The conflict between Urban Renewal Authority (URA) chairman Victor So and the agency’s outgoing managing director Iris Tam could have stemmed from more than just the purported differences between the two over the URA’s role and direction, according to a report.
According to Ming Pao Daily News, the discord at the top may have something to do with redevelopment proposals for the Kim Shin Lane buildings in Sham Shui Po district.
It is believed that So was wary that the URA could register a net loss of up to HK$4 billion on the renewal project at the Sham Shui Po site. Amid such concern, he is said to have recommended that the agency should consider balancing the books by purchasing some of the old flats at market price and renting out the units after refurbishment.
The initiative will help the URA avoid pay huge sums as compensation to existing occupants under the normal redevelopment process, So had argued, according to the report.
Now, some members of URA’s management disagreed with So as they felt the proposed purchases would be seen as amounting to speculative activity in the market, the report said.
The critics felt So was exceeding his rights in making the recommendation, but the latter insisted that the agency explore the possibility and put the proposal before the board, it said.
Under current regulations, URA is obliged to compensate an owner for surrendering a flat with an amount equivalent to a seven-year-old flat of a similar size. Since Kim Shin Lane is a high-density project with around 1,000 flats, the amount of compensation could be astronomical.
So’s idea had been to pursue an alternative route. Instead of buying the flats from current owners and making compensation and partnering with a property developer for total reconstruction, his proposal was to snap up flats at market prices and rent them out after refurbishing to create streams of monthly income.
The URA has estimated that it could buy around 20 such flats with an annual spend of HK$100 million. That means it can purchase around 100 flats over five years, or one tenth of the total number of flats at the site.
However, it was said that So would not rule out the possibility of going back to the traditional renewal model once the URA has bought a significant number of flats, although sources close to So have clarified that such scenario would not happen if the Kim Shin Lane project is chosen for refurbishment.
Following Iris Tam’s recent resignation, URA Executive Director Pius Cheng is said to have criticized the chairman for requesting the management team to implement projects that go beyond the existing URA laws.
A URA management team member who wished to remain anonymous told Ming Pao that the agency’s chairman and non-executive directors have in the past always avoided giving specific instructions on highly sensitive commercial issues in order to avoid conflicts of interest with their own personal businesses.
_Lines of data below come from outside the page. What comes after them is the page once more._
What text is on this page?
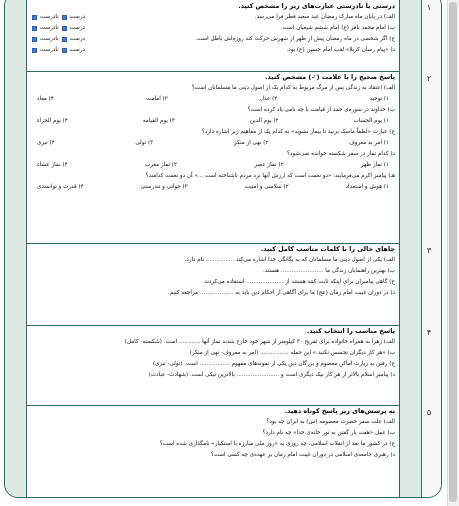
۱
درستی یا نادرستی عبارت‌های زیر را مشخص کنید.
الف) در پایان ماه مبارک رمضان عید سعید فطر فرا می‌رسد.
نادرست درست
ب) امام محمد باقر (ع) امام ششم شیعیان است.
نادرست درست
ج) اگر شخصی در ماه رمضان پیش از ظهر از شهرش حرکت کند روزه‌اش باطل است.
نادرست درست
د) «پیام رسان کربلا» لقب امام حسین (ع) بود.
نادرست درست
۲
پاسخ صحیح را با علامت (✓) مشخص کنید.
الف) اعتقاد به زندگی پس از مرگ مربوط به کدام یک از اصول دینی ما مسلمانان است؟
۱) توحید
۲) عدل
۳) امامت
۴) معاد
ب) خداوند در سوره‌ی حمد از قیامت با چه نامی یاد کرده است؟
۱) یوم الحساب
۲) یوم الدین
۳) یوم القیامه
۴) یوم الجزاء
ج) عبارت «لطفاً ماسک بزنید تا بیمار نشوید» به کدام یک از مفاهیم زیر اشاره دارد؟
۱) امر به معروف
۲) نهی از منکر
۳) تولی
۴) تبری
د) کدام نماز در سفر شکسته خوانده نمی‌شود؟
۱) نماز ظهر
۲) نماز عصر
۳) نماز مغرب
۴) نماز عشاء
هـ) پیامبر اکرم می‌فرمایند: «دو نعمت است که ارزش آنها نزد مردم ناشناخته است ...» آن دو نعمت کدامند؟
۱) هوش و استعداد
۲) سلامتی و امنیت
۳) جوانی و تندرستی
۴) قدرت و توانمندی
۳
جاهای خالی را با کلمات مناسب کامل کنید.
الف) یکی از اصول دینی ما مسلمانان که به یگانگی خدا اشاره می‌کند ................ نام دارد.
ب) بهترین راهنمایان زندگی ما ........................ هستند.
ج) گاهی پیامبران برای اینکه ثابت کنند هستند از ..................... استفاده می‌کردند.
د) در دوران غیبت امام زمان (عج) ما برای آگاهی از احکام دین باید به ................... مراجعه کنیم.
۴
پاسخ مناسب را انتخاب کنید.
الف) زهرا به همراه خانواده برای تفریح ۳۰ کیلومتر از شهر خود خارج شدند نماز آنها ............ است. (شکسته- کامل)
ب) «هر کار دیگران تجسس نکنید.» این جمله ................ (امر به معروف- نهی از منکر)
ج) رفتن به زیارت اماکن معصوم و بزرگان دین یکی از نمونه‌های مفهوم ................. است. (تولی- تبری)
د) پیامبر اسلام بالاتر از هر کار نیک دیگری است و ........................ بالاترین نیکی است. (شهادت- عبادت)
۵
به پرسش‌های زیر پاسخ کوتاه دهید.
الف) علت سفر حضرت معصومه (س) به ایران چه بود؟
ب) عمل «هفت بار گفتن به نور خانه‌ی خدا» چه نام دارد؟
ج) در کشور ما بعد از انقلاب اسلامی، چه روزی به «روز ملی مبارزه با استکبار» نامگذاری شده است؟
د) رهبری جامعه‌ی اسلامی در دوران غیبت امام زمان بر عهده‌ی چه کسی است؟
The recent decisions by So apparently violated those protocols and have therefore drawn vigorous opposition from Tam and other directors.
Other members of management are worried that URA’s cash flow will be affected if the agency purchases flats in the Kim Shin Lane project.
URA non-executive director Stanley Wong said the refurbishment and rental proposal was an attempt to go beyond the existing urban renewal framework.
There have been some discussions on whether the URA should merely take up a facilitator’s role in helping owners of old flats undertake refurbishment, or if the agency should simply buy up flats for rental purposes. However, no conclusions have been reached so far.
Wong stressed that a site could not be considered for renewal if it was selected for the refurbishment scheme, as it would create disputes as to whether the URA is trying to avoid making compensations.
Such disputes could trigger judicial reviews, he warned.